All technology investments should include some conversation about ROI, or what a company or organization hopes to get in return for the up-front cost of investing in new technologies, systems or infrastructure. Some investments make more sense than others and it can often be hard to make the business case to move in a new direction. But when it comes to investing in data-related modernization, I have some great news – ROI should be very easy to calculate and quantify, and it’s all about time!
As companies and organizations ponder the potential value of far-reaching, future-oriented data strategy ideas like big data, machine learning and IOT (the internet of things), the fact remains that there’s a much more practical and immediate application for data modernization. At most organizations, large and small, there are people and teams who every day spend a lot of time analyzing, cleaning and preparing data. More often than not, these manual workarounds exist as a result of outdated, legacy data infrastructure which lacks modern data quality capabilities and tends to be very siloed and disconnected.
It’s not uncommon for individuals or teams to spend hours every day or week, manually analyzing, cleaning and preparing data for critical reporting to be used by customers, members, employees or leadership. As a result, these manual processes simply cannot be eliminated and in fact, as the data set continues to grow, so too will the amount of time it takes to manage that data. These processes not only take up a lot of time, they also increase the likelihood of mistakes and employee frustration.
With this in mind, what steps can your company or organization take towards making the business case for an investment into a phased data modernization initiative?
- Assess your current situation. Where are the most obvious examples of time being wasted as a result of current manual data workarounds? Who is the most frustrated? Where is the most time being wasted?
- Calculate the rough cost of that manual activity. How many people are involved in those activities? How many hours a week on average are each of those people spending on those activities?

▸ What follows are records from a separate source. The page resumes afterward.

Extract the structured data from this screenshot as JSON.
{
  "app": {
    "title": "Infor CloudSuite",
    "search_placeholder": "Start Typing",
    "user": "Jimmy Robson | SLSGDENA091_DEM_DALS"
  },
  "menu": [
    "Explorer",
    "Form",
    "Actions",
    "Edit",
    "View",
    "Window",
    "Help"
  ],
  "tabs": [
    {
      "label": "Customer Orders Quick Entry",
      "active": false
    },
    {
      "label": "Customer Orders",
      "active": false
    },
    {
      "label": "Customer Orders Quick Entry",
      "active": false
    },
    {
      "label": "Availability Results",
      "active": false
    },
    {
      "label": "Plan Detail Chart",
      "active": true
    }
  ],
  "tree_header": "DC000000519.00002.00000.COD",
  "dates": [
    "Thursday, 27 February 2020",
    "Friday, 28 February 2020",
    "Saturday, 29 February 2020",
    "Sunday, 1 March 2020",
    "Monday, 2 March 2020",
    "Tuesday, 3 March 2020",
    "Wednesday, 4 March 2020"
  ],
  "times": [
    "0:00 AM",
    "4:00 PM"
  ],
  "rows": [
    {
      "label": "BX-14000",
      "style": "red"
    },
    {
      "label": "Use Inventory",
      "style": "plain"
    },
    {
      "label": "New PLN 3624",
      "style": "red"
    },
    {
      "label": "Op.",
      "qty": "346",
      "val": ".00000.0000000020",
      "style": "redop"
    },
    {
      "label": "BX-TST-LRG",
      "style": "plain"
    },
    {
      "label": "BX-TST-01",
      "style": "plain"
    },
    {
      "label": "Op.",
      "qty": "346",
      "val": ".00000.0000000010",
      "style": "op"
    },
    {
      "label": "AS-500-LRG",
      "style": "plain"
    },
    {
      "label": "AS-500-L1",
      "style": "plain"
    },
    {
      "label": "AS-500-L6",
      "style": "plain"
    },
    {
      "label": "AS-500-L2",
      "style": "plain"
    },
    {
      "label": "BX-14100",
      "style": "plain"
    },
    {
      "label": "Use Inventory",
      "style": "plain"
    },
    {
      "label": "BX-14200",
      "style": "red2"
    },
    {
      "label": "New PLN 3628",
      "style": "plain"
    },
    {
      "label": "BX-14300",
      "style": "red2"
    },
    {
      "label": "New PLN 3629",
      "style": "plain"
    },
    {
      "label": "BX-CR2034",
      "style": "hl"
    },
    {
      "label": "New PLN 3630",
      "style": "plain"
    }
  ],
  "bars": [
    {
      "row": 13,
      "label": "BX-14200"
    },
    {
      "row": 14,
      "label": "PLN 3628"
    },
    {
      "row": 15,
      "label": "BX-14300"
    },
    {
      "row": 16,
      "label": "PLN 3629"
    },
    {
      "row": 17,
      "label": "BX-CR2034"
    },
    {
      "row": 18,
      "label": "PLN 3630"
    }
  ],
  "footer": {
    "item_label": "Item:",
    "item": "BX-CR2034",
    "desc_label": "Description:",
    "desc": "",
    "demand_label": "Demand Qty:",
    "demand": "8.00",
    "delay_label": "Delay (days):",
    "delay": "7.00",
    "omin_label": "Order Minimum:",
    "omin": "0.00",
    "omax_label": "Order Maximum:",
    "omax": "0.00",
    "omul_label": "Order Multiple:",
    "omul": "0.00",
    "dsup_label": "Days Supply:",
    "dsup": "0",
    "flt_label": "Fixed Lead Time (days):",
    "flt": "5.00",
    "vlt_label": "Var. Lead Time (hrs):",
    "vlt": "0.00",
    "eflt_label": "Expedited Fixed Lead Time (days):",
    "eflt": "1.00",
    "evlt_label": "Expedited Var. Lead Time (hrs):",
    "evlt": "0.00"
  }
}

As an example, if you have one person making $75,000 a year, or $37.00 an hour, who spends ten hours a week on manual data workarounds, that translates into $19,240 a year. If you have five people doing the same kind of work, that comes out to $96,200 per year.
- Consider the opportunity costs of other activities. Once this time is freed up for each of these people, how could that time be reallocated to something more productive?
- Determine feasibility. Based on what this might look like at your company or organization, what type of investment would make the most sense?
Data modernization is an iterative process that happens over time. UDig can help you to identify the areas of your current data infrastructure and process that are causing the most problems and would offer the most immediate ROI if fixed. Depending on what your current infrastructure and data processes look like, you may be spending more in a year on manual workarounds than you would spend to simply fix the problem.